リサーチ
「幸せに働く」ための体験と環境
仕事観の現在地から導くこれからの働き方
働き方が多様化した現在、ポストコロナに向けてこれからの働き方はどうあるべきか。ワーカーが幸せに働くことを促す体験や価値観、それを受け止める環境をあきらかにすべく、約6000名に意識調査を実施。これから組織が注目すべき「幸せに働く」要件について、コクヨ株式会社ワークスタイル研究所の田中康寛が解説する。
リモートワークは ワーカーの満足度を高めやすい
新型コロナウイルス感染拡大の影響で半強制的にリモートワークを導入した企業も多い中、それを「長期間実践している組織」「短期間実践している組織」「全く実践していない組織」で満足度を比較してみると、リモートワークを実践している組織は体験充足度が高まりやすい傾向が見られます。一方、長期間実践していくことで心理的安全性は低下しやすく、リモートワークを長く続けていく場合はチームの話しやすさ、助けあいやすさについてサポートが必要になると言えます。 また、リモートワークの頻度で充足度を比較すると、週1~4日リモートワークを実践している人の方が、毎日リモートワークまたは毎日オフィス出社する人よりも体験充足度が高いことがわかります。つまり完全にリモートワークまたは出社に振り切るのではなく、「オフィス集合」と「オフィス外分散」を組み合わせたハイブリッド型の働き方が、働く充足度を高めるという意味では望ましい働き方であると言えます。
オフィスに求められる価値は 働き方や仕事観で異なる
働き方によってオフィスに求められる価値は異なります。オフィス出社中心のワーカーの場合、資料作成や事務作業などの個人業務の効率化をオフィスに求める傾向があります。一方週3日以上リモートワークを行うワーカーでは、雑談や相談、意志決定の会議など情動的なコミュニケーションを中心とした活動を、オフィスに求めていることがわかります。 従来オフィス環境は個人作業に集中しやすいように執務席に重きを置いて整えられてきましたが、今後、「オフィス集合」と「オフィス外分散」というハイブリッドな働き方になっていく中で、表情・情動・所作などの身体情報や、その場の空気感などをシェアしやすい環境づくりという視点も取り入れたオフィスが重要になってくるのではないかと考えます。 たとえば、「遊ぶ」「つくる」「育てる」など業務外の共通体験を提供することで、これまで接点のなかった人の人となりを感じあえる環境をオフィスに取り入れている企業も増えてきています。 また、仕事観によってオフィスで行いたい活動も変わってきます。組織の中にどのような仕事観の人が属しているのかを加味しながら、「集中しやすさ」「チームビルド」「公私の切りかえやすさ」など付加する価値を検討したえうえで、オフィス体験を設計していくことも効果的です。
組織の一体感を保つためには 「カルチャー」が必要
一方、それぞれ異なる仕事観の人が、仕事に合わせてそれぞれの環境で働くとなると、組織の分断を危惧する組織も少なくないでしょう。分散して働く中でも組織の一体感を保つために重要になってくるのが「カルチャー」だと考えます。組織の一員としての振る舞い方を規定するものがカルチャーですが、これを明確化することで、バラバラの場所で働いていても同じところをめざして仕事をしていると感じることができます。 「分散」と「集合」のハイブリッド型で働いていく中で、組織の「カルチャー」をどのようにシェアしていくのかは大きなポイントになってくると言えます。ミッションやビジョンのように明文化したり、オフィスの雰囲気を通して暗黙的に感じられるようにしたり、多面的にカルチャーを表現することが重要でしょう。 この意識調査結果をヒントとして、自社にどんな仕事観、体験充足を抱いている人がいるのかを理解し、ワーカーの「幸せに働く」を推進するオフィスづくりに役立てていただけたらと思います。
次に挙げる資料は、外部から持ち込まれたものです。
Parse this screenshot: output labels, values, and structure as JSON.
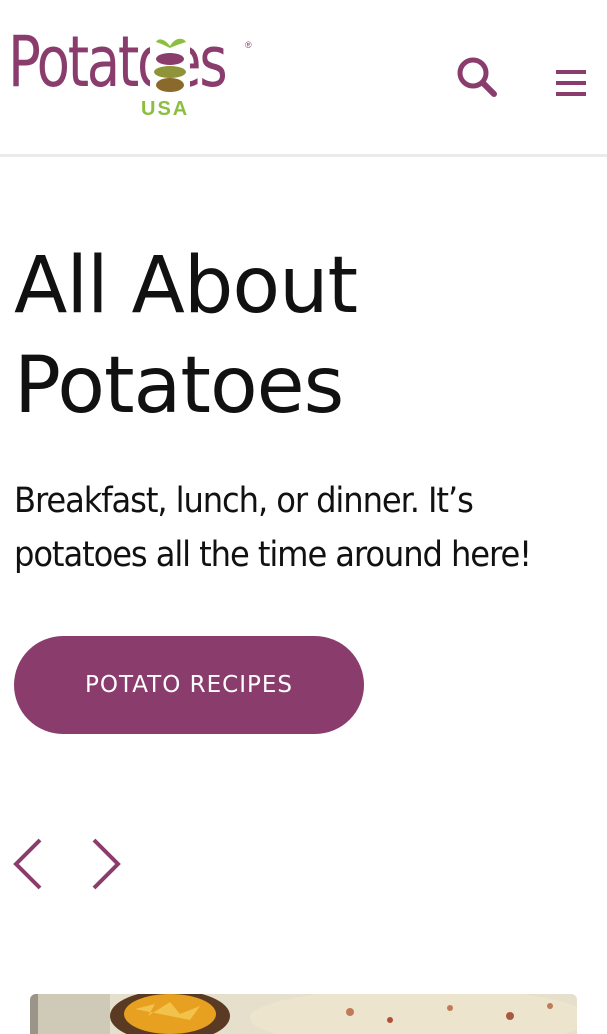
{
  "header": {
    "logo": {
      "word": "Potatoes",
      "registered": "®",
      "sub": "USA"
    },
    "search_icon": "search-icon",
    "menu_icon": "hamburger-menu-icon"
  },
  "hero": {
    "title": "All About Potatoes",
    "subtitle": "Breakfast, lunch, or dinner. It’s potatoes all the time around here!",
    "cta_label": "POTATO RECIPES"
  },
  "carousel": {
    "prev_icon": "chevron-left-icon",
    "next_icon": "chevron-right-icon"
  },
  "colors": {
    "brand": "#8a3d6d",
    "accent_green": "#8cbf3f",
    "text": "#111111",
    "divider": "#ebebeb"
  }
}
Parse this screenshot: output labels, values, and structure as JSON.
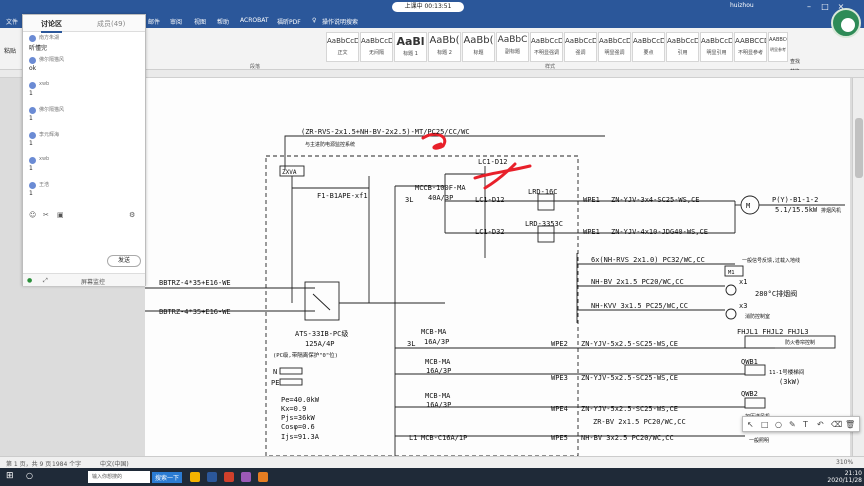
{
  "window": {
    "title": "—",
    "user": "huizhou",
    "meeting_status": "上课中 00:13:51"
  },
  "ribbon_tabs": [
    "文件",
    "",
    "",
    "",
    "",
    "",
    "",
    "",
    "邮件",
    "审阅",
    "视图",
    "帮助",
    "ACROBAT",
    "福昕PDF",
    "操作说明搜索"
  ],
  "ribbon": {
    "paste_label": "粘贴",
    "paragraph_label": "段落",
    "styles_label": "样式",
    "styles": [
      {
        "sample": "AaBbCcDi",
        "name": "正文"
      },
      {
        "sample": "AaBbCcDi",
        "name": "无间隔"
      },
      {
        "sample": "AaBl",
        "name": "标题 1"
      },
      {
        "sample": "AaBb(",
        "name": "标题 2"
      },
      {
        "sample": "AaBb(",
        "name": "标题"
      },
      {
        "sample": "AaBbC",
        "name": "副标题"
      },
      {
        "sample": "AaBbCcDi",
        "name": "不明显强调"
      },
      {
        "sample": "AaBbCcDi",
        "name": "强调"
      },
      {
        "sample": "AaBbCcDi",
        "name": "明显强调"
      },
      {
        "sample": "AaBbCcDi",
        "name": "要点"
      },
      {
        "sample": "AaBbCcDi",
        "name": "引用"
      },
      {
        "sample": "AaBbCcDi",
        "name": "明显引用"
      },
      {
        "sample": "AABBCCDI",
        "name": "不明显参考"
      },
      {
        "sample": "AABBCCDI",
        "name": "明显参考"
      }
    ],
    "edit": {
      "find": "查找",
      "replace": "替换",
      "select": "选择"
    }
  },
  "chat_panel": {
    "tab_discussion": "讨论区",
    "tab_members": "成员(49)",
    "messages": [
      {
        "name": "南方朱湖",
        "text": "听懂完"
      },
      {
        "name": "佛尔隔猫风",
        "text": "ok"
      },
      {
        "name": "xwb",
        "text": "1"
      },
      {
        "name": "佛尔隔猫风",
        "text": "1"
      },
      {
        "name": "李元辉海",
        "text": "1"
      },
      {
        "name": "xwb",
        "text": "1"
      },
      {
        "name": "王浩",
        "text": "1"
      },
      {
        "name": "xwb",
        "text": "1"
      }
    ],
    "send_label": "发送",
    "bottom_label": "屏幕监控"
  },
  "drawing": {
    "top_cable": "(ZR-RVS-2x1.5+NH-BV-2x2.5)-MT/PC25/CC/WC",
    "top_note": "与主进防电源监控系统",
    "zxva": "ZXVA",
    "f1": "F1-B1APE-xf1",
    "incoming1": "BBTRZ-4*35+E16-WE",
    "incoming2": "BBTRZ-4*35+E16-WE",
    "ats": "ATS-33IB-PC级",
    "ats_rating": "125A/4P",
    "ats_note": "(PC级,带隔离保护\"0\"位)",
    "n": "N",
    "pe": "PE",
    "pe_val": "Pe=40.0kW",
    "kx": "Kx=0.9",
    "pjs": "Pjs=36kW",
    "cos": "Cosφ=0.6",
    "ijs": "Ijs=91.3A",
    "mccb": "MCCB-100F-MA",
    "mccb_rating": "40A/3P",
    "three_l": "3L",
    "lc1_d12a": "LC1-D12",
    "lc1_d12b": "LC1-D12",
    "lc1_d32": "LC1-D32",
    "lrd16": "LRD-16C",
    "lrd3353": "LRD-3353C",
    "wpe1a": "WPE1",
    "wpe1b": "WPE1",
    "cable1": "ZN-YJV-3x4-SC25-WS,CE",
    "cable2": "ZN-YJV-4x10-JDG40-WS,CE",
    "motor": "M",
    "motor_label": "P(Y)-B1-1-2",
    "motor_power": "5.1/15.5kW",
    "motor_note": "排烟风机",
    "ctrl1": "6x(NH-RVS 2x1.0) PC32/WC,CC",
    "ctrl1_note": "一般信号反馈,过载入地线",
    "m1": "M1",
    "ctrl2": "NH-BV 2x1.5 PC20/WC,CC",
    "x1": "x1",
    "temp": "280°C排烟阀",
    "ctrl3": "NH-KVV 3x1.5 PC25/WC,CC",
    "x3": "x3",
    "ctrl3_note": "消防控制室",
    "mcb1": "MCB-MA",
    "mcb1_r": "16A/3P",
    "mcb2": "MCB-MA",
    "mcb2_r": "16A/3P",
    "mcb3": "MCB-MA",
    "mcb3_r": "16A/3P",
    "mcb4": "MCB-C16A/1P",
    "l1": "L1",
    "wpe2": "WPE2",
    "wpe3": "WPE3",
    "wpe4": "WPE4",
    "wpe5": "WPE5",
    "c_wpe2": "ZN-YJV-5x2.5-SC25-WS,CE",
    "c_wpe3": "ZN-YJV-5x2.5-SC25-WS,CE",
    "c_wpe4": "ZN-YJV-5x2.5-SC25-WS,CE",
    "c_wpe4b": "ZR-BV 2x1.5 PC20/WC,CC",
    "c_wpe5": "NH-BV 3x2.5 PC20/WC,CC",
    "fhjl": "FHJL1 FHJL2 FHJL3",
    "fhjl_note": "防火卷帘控制",
    "qwb1": "QWB1",
    "qwb1_note": "11-1号楼梯间",
    "qwb1_power": "(3kW)",
    "qwb2": "QWB2",
    "qwb2_note": "加压送风机",
    "last_note": "一般照明"
  },
  "status": {
    "page": "第 1 页，共 9 页",
    "words": "1984 个字",
    "lang": "中文(中国)",
    "zoom": "310%"
  },
  "taskbar": {
    "search_placeholder": "输入你想搜的",
    "search_btn": "搜索一下",
    "time": "21:10",
    "date": "2020/11/28"
  },
  "colors": {
    "word_blue": "#2b579a",
    "annotation_red": "#e8202a"
  }
}
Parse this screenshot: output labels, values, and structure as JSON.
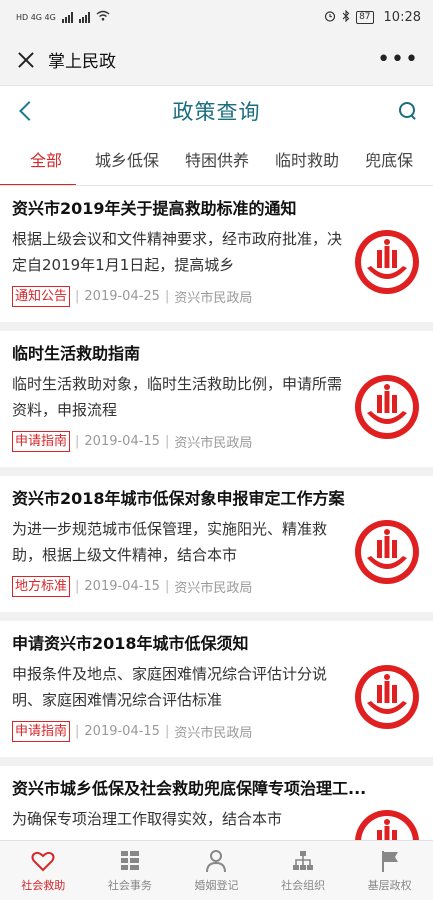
{
  "status_bar": {
    "network": "HD 4G 4G",
    "battery": "87",
    "time": "10:28"
  },
  "app_bar": {
    "title": "掌上民政",
    "more": "•••"
  },
  "page": {
    "title": "政策查询"
  },
  "tabs": [
    {
      "label": "全部",
      "active": true
    },
    {
      "label": "城乡低保",
      "active": false
    },
    {
      "label": "特困供养",
      "active": false
    },
    {
      "label": "临时救助",
      "active": false
    },
    {
      "label": "兜底保",
      "active": false
    }
  ],
  "articles": [
    {
      "title": "资兴市2019年关于提高救助标准的通知",
      "summary": "根据上级会议和文件精神要求，经市政府批准，决定自2019年1月1日起，提高城乡",
      "tag": "通知公告",
      "date": "2019-04-25",
      "source": "资兴市民政局"
    },
    {
      "title": "临时生活救助指南",
      "summary": "临时生活救助对象，临时生活救助比例，申请所需资料，申报流程",
      "tag": "申请指南",
      "date": "2019-04-15",
      "source": "资兴市民政局"
    },
    {
      "title": "资兴市2018年城市低保对象申报审定工作方案",
      "summary": "为进一步规范城市低保管理，实施阳光、精准救助，根据上级文件精神，结合本市",
      "tag": "地方标准",
      "date": "2019-04-15",
      "source": "资兴市民政局"
    },
    {
      "title": "申请资兴市2018年城市低保须知",
      "summary": "申报条件及地点、家庭困难情况综合评估计分说明、家庭困难情况综合评估标准",
      "tag": "申请指南",
      "date": "2019-04-15",
      "source": "资兴市民政局"
    },
    {
      "title": "资兴市城乡低保及社会救助兜底保障专项治理工...",
      "summary": "为确保专项治理工作取得实效，结合本市",
      "tag": "",
      "date": "",
      "source": ""
    }
  ],
  "bottom_nav": [
    {
      "label": "社会救助",
      "icon": "heart-icon",
      "active": true
    },
    {
      "label": "社会事务",
      "icon": "list-icon",
      "active": false
    },
    {
      "label": "婚姻登记",
      "icon": "people-icon",
      "active": false
    },
    {
      "label": "社会组织",
      "icon": "org-icon",
      "active": false
    },
    {
      "label": "基层政权",
      "icon": "flag-icon",
      "active": false
    }
  ],
  "colors": {
    "accent": "#d7262a",
    "header_text": "#1a6e80"
  }
}
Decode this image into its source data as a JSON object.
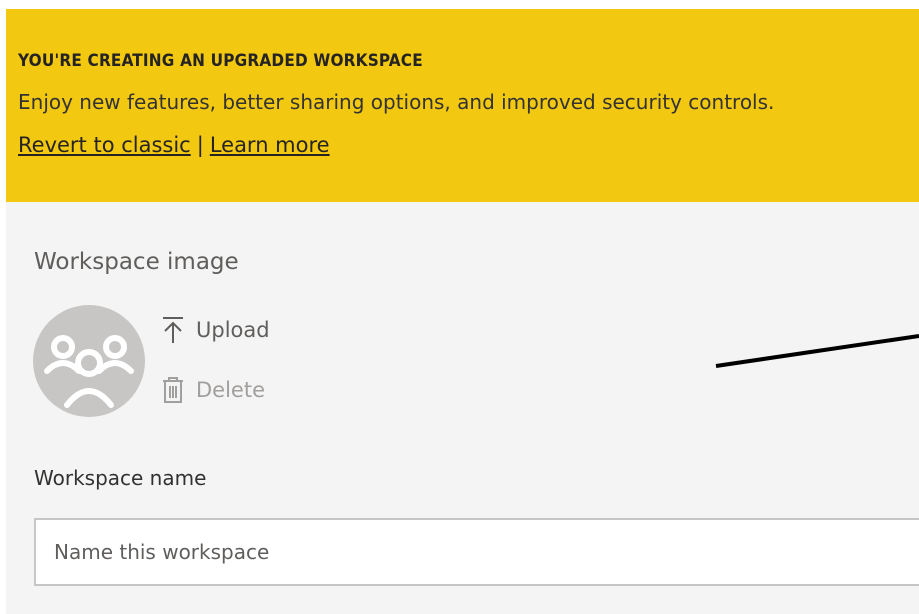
{
  "banner": {
    "title": "YOU'RE CREATING AN UPGRADED WORKSPACE",
    "subtitle": "Enjoy new features, better sharing options, and improved security controls.",
    "revert_link": "Revert to classic",
    "separator": "|",
    "learn_more_link": "Learn more",
    "background_color": "#f2c811"
  },
  "workspace_image": {
    "label": "Workspace image",
    "avatar_icon": "group-people-icon",
    "upload_label": "Upload",
    "upload_icon": "upload-arrow-icon",
    "delete_label": "Delete",
    "delete_icon": "trash-icon"
  },
  "workspace_name": {
    "label": "Workspace name",
    "placeholder": "Name this workspace",
    "value": ""
  }
}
【出典】「仕事観の現在地からこれからの働くを導く WORK VIEW2021」田中 康寛(Tanaka Yasuhiro)
コクヨ株式会社 ワークスタイル研究所 / ワークスタイルコンサルタント
2013年コクヨ株式会社入社。オフィス家具の商品企画・マーケティングを担当した後、2016年より働き方の研究・コンサルティング活動に従事。国内外のワークスタイルリサーチ、働く人の価値観調査などに携わっている。